Pierce hung up the phone. His eyes fell, once again, upon the scribbled message. He crumpled the sheet of paper in his hand and flung it against the wall. He stood up. A dizziness overcame him. He sat back down. He pounded both fists on the top of his desk. The disturbance brought Alicia Simmons into the room.

“Is everything all right?” she asked.

“It will be,” Pierce said, dismissing her. His eyes became fixed on the wall in front of him. His heart was still beating rapidly inside his chest when he heard his father’s voice, distant at first, but gathering volume.

“What’s keeping those eyes, Colm?”

A shriek came from atop the basement’s shelving, shooting splinters of fear up my spine. A skittering sound followed.

“Bugler, what was that?” cried Mother.

“Daddy, we got rats!” Becky whimpered, her brown eyes pooling with tears.

“That ain’t no rat,” Father grinned.

A second shriek, more bone-piercing than the first discombobulated me. The box leaped out of my hands, launching the agate eyes into their own frenzied trajectories. My father’s face went through a transformation. The muscles of his jaw knotted. A furrow cut deep into his forehead.

“Now look what you’ve done!”

He stood up. My heart burst.

His face became warlike. He let loose a cry, unfathomable and archaic, like the howl of a Celtic warrior.

My sister and I watched in horror. I knew my life hung on his very breath. He could choke me with his brute hands or spare my life.

He ground the strewn eyes under the heel of his hiking boot, leaned his distorted face into mine and said, “I could snuff you out, son. And it wouldn’t matter much to the sun, or the moon, or the stars.”

Father scraped fragments of glass from the heel of his boot and sprinkled the translucent dust on my head.
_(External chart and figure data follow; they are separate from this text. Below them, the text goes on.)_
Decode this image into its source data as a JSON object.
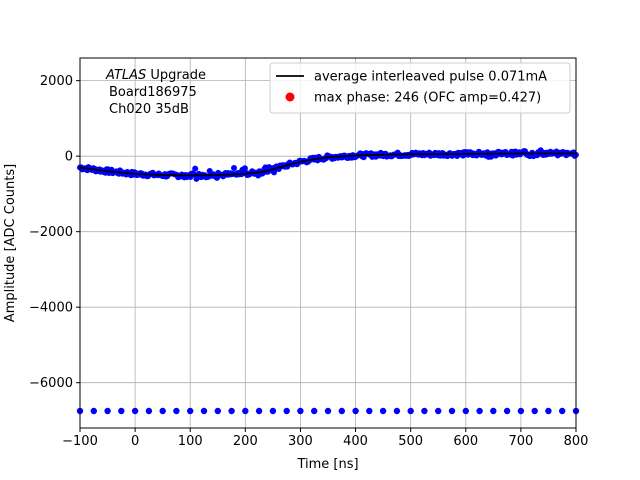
{
  "chart_data": {
    "type": "scatter",
    "xlabel": "Time [ns]",
    "ylabel": "Amplitude [ADC Counts]",
    "xlim": [
      -100,
      800
    ],
    "ylim": [
      -7200,
      2600
    ],
    "x_ticks": [
      -100,
      0,
      100,
      200,
      300,
      400,
      500,
      600,
      700,
      800
    ],
    "y_ticks": [
      -6000,
      -4000,
      -2000,
      0,
      2000
    ],
    "x_tick_labels": [
      "−100",
      "0",
      "100",
      "200",
      "300",
      "400",
      "500",
      "600",
      "700",
      "800"
    ],
    "y_tick_labels": [
      "−6000",
      "−4000",
      "−2000",
      "0",
      "2000"
    ],
    "grid": true,
    "legend_position": "top-right",
    "annotation": {
      "line1_italic": "ATLAS",
      "line1_rest": " Upgrade",
      "line2": "Board186975",
      "line3": "Ch020 35dB"
    },
    "series": [
      {
        "name": "average interleaved pulse 0.071mA",
        "kind": "line",
        "color": "#000000",
        "x": [
          -100,
          -50,
          0,
          50,
          100,
          150,
          200,
          230,
          250,
          280,
          300,
          330,
          350,
          400,
          450,
          500,
          600,
          700,
          800
        ],
        "y": [
          -300,
          -400,
          -470,
          -500,
          -510,
          -500,
          -470,
          -420,
          -350,
          -220,
          -150,
          -70,
          -30,
          20,
          40,
          50,
          60,
          70,
          70
        ]
      },
      {
        "name": "max phase: 246 (OFC amp=0.427)",
        "kind": "scatter-legend-only",
        "color": "#ff0000"
      },
      {
        "name": "",
        "kind": "scatter",
        "color": "#0000ff",
        "baseline_y": -6750,
        "baseline_x_start": -100,
        "baseline_x_step": 25
      }
    ]
  },
  "colors": {
    "grid": "#b0b0b0",
    "scatter": "#0000ff",
    "line": "#000000",
    "legend_marker": "#ff0000",
    "legend_border": "#cccccc"
  }
}
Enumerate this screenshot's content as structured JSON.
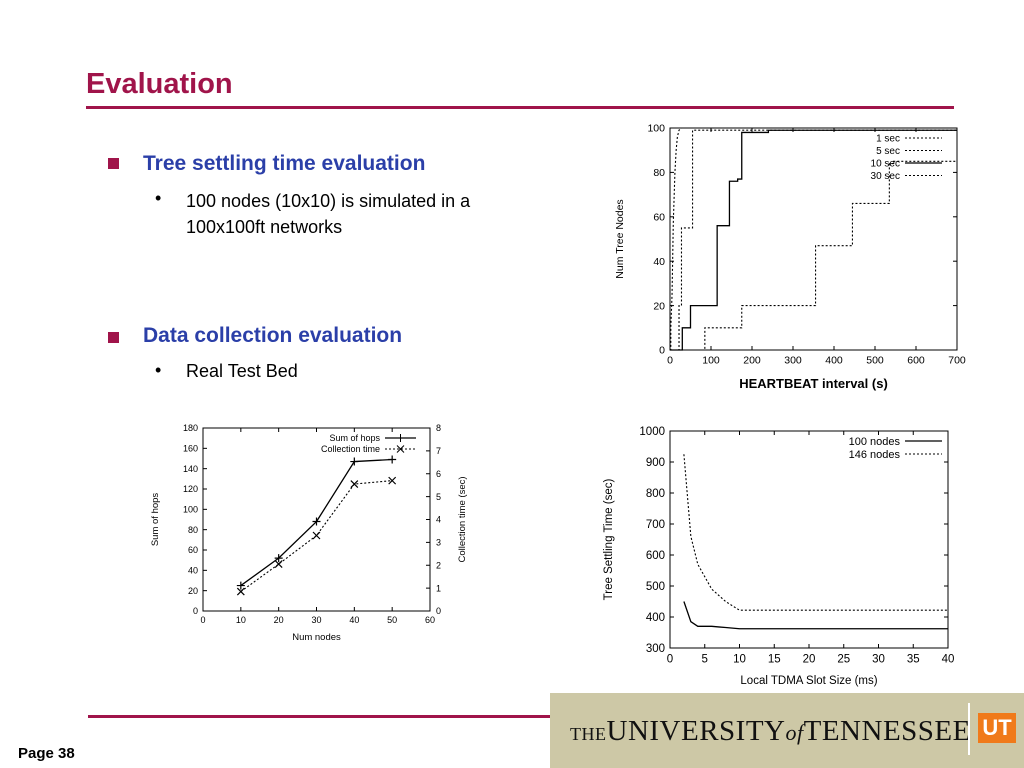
{
  "slide": {
    "title": "Evaluation",
    "page_label": "Page 38",
    "logo_text": "THE UNIVERSITY of TENNESSEE",
    "logo_mark": "UT"
  },
  "bullets": [
    {
      "text": "Tree settling time evaluation",
      "sub": [
        "100 nodes (10x10) is simulated in a",
        "100x100ft networks"
      ]
    },
    {
      "text": "Data collection evaluation",
      "sub": [
        "Real Test Bed"
      ]
    }
  ],
  "chart_data": [
    {
      "type": "line",
      "id": "heartbeat",
      "xlabel": "HEARTBEAT interval (s)",
      "ylabel": "Num Tree Nodes",
      "xlim": [
        0,
        700
      ],
      "ylim": [
        0,
        100
      ],
      "xticks": [
        0,
        100,
        200,
        300,
        400,
        500,
        600,
        700
      ],
      "yticks": [
        0,
        20,
        40,
        60,
        80,
        100
      ],
      "legend": "top-right",
      "series": [
        {
          "name": "1 sec",
          "style": "dotted",
          "points": [
            [
              0,
              0
            ],
            [
              2,
              0
            ],
            [
              2,
              10
            ],
            [
              5,
              25
            ],
            [
              8,
              57
            ],
            [
              12,
              80
            ],
            [
              15,
              90
            ],
            [
              18,
              96
            ],
            [
              22,
              99
            ],
            [
              28,
              100
            ],
            [
              700,
              100
            ]
          ]
        },
        {
          "name": "5 sec",
          "style": "dotted",
          "points": [
            [
              0,
              0
            ],
            [
              22,
              0
            ],
            [
              22,
              20
            ],
            [
              28,
              20
            ],
            [
              28,
              55
            ],
            [
              55,
              55
            ],
            [
              55,
              99
            ],
            [
              700,
              99
            ]
          ]
        },
        {
          "name": "10 sec",
          "style": "solid",
          "points": [
            [
              0,
              0
            ],
            [
              30,
              0
            ],
            [
              30,
              10
            ],
            [
              50,
              10
            ],
            [
              50,
              20
            ],
            [
              115,
              20
            ],
            [
              115,
              56
            ],
            [
              145,
              56
            ],
            [
              145,
              76
            ],
            [
              165,
              76
            ],
            [
              165,
              77
            ],
            [
              175,
              77
            ],
            [
              175,
              98
            ],
            [
              240,
              98
            ],
            [
              240,
              99
            ],
            [
              700,
              99
            ]
          ]
        },
        {
          "name": "30 sec",
          "style": "dotted",
          "points": [
            [
              0,
              0
            ],
            [
              85,
              0
            ],
            [
              85,
              10
            ],
            [
              175,
              10
            ],
            [
              175,
              20
            ],
            [
              355,
              20
            ],
            [
              355,
              47
            ],
            [
              445,
              47
            ],
            [
              445,
              66
            ],
            [
              535,
              66
            ],
            [
              535,
              84
            ],
            [
              545,
              84
            ],
            [
              545,
              85
            ],
            [
              700,
              85
            ]
          ]
        }
      ]
    },
    {
      "type": "line",
      "id": "collection",
      "xlabel": "Num nodes",
      "ylabel": "Sum of hops",
      "y2label": "Collection time (sec)",
      "xlim": [
        0,
        60
      ],
      "ylim": [
        0,
        180
      ],
      "y2lim": [
        0,
        8
      ],
      "xticks": [
        0,
        10,
        20,
        30,
        40,
        50,
        60
      ],
      "yticks": [
        0,
        20,
        40,
        60,
        80,
        100,
        120,
        140,
        160,
        180
      ],
      "y2ticks": [
        0,
        1,
        2,
        3,
        4,
        5,
        6,
        7,
        8
      ],
      "legend": "top-right",
      "series": [
        {
          "name": "Sum of hops",
          "axis": "left",
          "style": "solid",
          "marker": "+",
          "x": [
            10,
            20,
            30,
            40,
            50
          ],
          "values": [
            25,
            52,
            88,
            147,
            149
          ]
        },
        {
          "name": "Collection time",
          "axis": "right",
          "style": "dotted",
          "marker": "x",
          "x": [
            10,
            20,
            30,
            40,
            50
          ],
          "values": [
            0.85,
            2.05,
            3.3,
            5.55,
            5.7
          ]
        }
      ]
    },
    {
      "type": "line",
      "id": "tdma",
      "xlabel": "Local TDMA Slot Size (ms)",
      "ylabel": "Tree Settling Time (sec)",
      "xlim": [
        0,
        40
      ],
      "ylim": [
        300,
        1000
      ],
      "xticks": [
        0,
        5,
        10,
        15,
        20,
        25,
        30,
        35,
        40
      ],
      "yticks": [
        300,
        400,
        500,
        600,
        700,
        800,
        900,
        1000
      ],
      "legend": "top-right",
      "series": [
        {
          "name": "100 nodes",
          "style": "solid",
          "x": [
            2,
            3,
            4,
            5,
            6,
            7,
            8,
            10,
            15,
            20,
            25,
            30,
            35,
            40
          ],
          "values": [
            450,
            385,
            370,
            370,
            370,
            368,
            366,
            362,
            362,
            362,
            362,
            362,
            362,
            362
          ]
        },
        {
          "name": "146 nodes",
          "style": "dotted",
          "x": [
            2,
            3,
            4,
            5,
            6,
            7,
            8,
            10,
            15,
            20,
            25,
            30,
            35,
            40
          ],
          "values": [
            925,
            660,
            570,
            530,
            490,
            470,
            450,
            422,
            422,
            422,
            422,
            422,
            422,
            422
          ]
        }
      ]
    }
  ]
}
Then he bolted upright, the tumor clawing at his intestines. “I spawned you, son, and I can snuff you out,” he said, staring inquisitively into my eyes, examining my pupils like an ophthalmologist. His attention had been drawn back to his taxidermy. “This gutted pheasant, needs brown eyes,” he murmured, inspecting the blue of my irises. “You’ve got your mother’s eyes, Colm, and Rebecca’s got mine, brown.”

A piercing shriek tore through me. A vulture had leaped from the murk of the cellar’s joists, swooped down, and clenched in its claws the entrails of the gutted bird.

“Ain’t she a beauty?” Father boasted. “Just a week ago that critter was scanning the Alps for a stray lamb, and now this honey is mine. A real live lammergeier!” The sneer returned to his face. “Becky, come over here and give your Daddy a wet one.”

Without warning, Father grabbed hold of my sister and flattened her body on the gurney. He poured some liquid on a rag and brutally smothered her face with it. Becky whimpered. But the noise slowly ceased as my sister fell into unconsciousness. Father then reached for the melon scoop and plucked out both of her eyes.

I grabbed hold of Father’s sleeve, restraining further assault on Becky.

“Let go of my arm,” he growled through clenched teeth.

Holding the rag he used on Becky, he turned his attention to me. Soon I too fell victim to unconsciousness.

It was the coppery scent of blood that nauseated me, waking me from my deep sleep.

Becky was still on the gurney. Two of Mother’s abandoned tailor’s mannequins stood, oddly enough, on either side. The newly mounted pheasant was staring at her through new eyes, and Becky returned the stare through two gaping holes, each one oozing blood.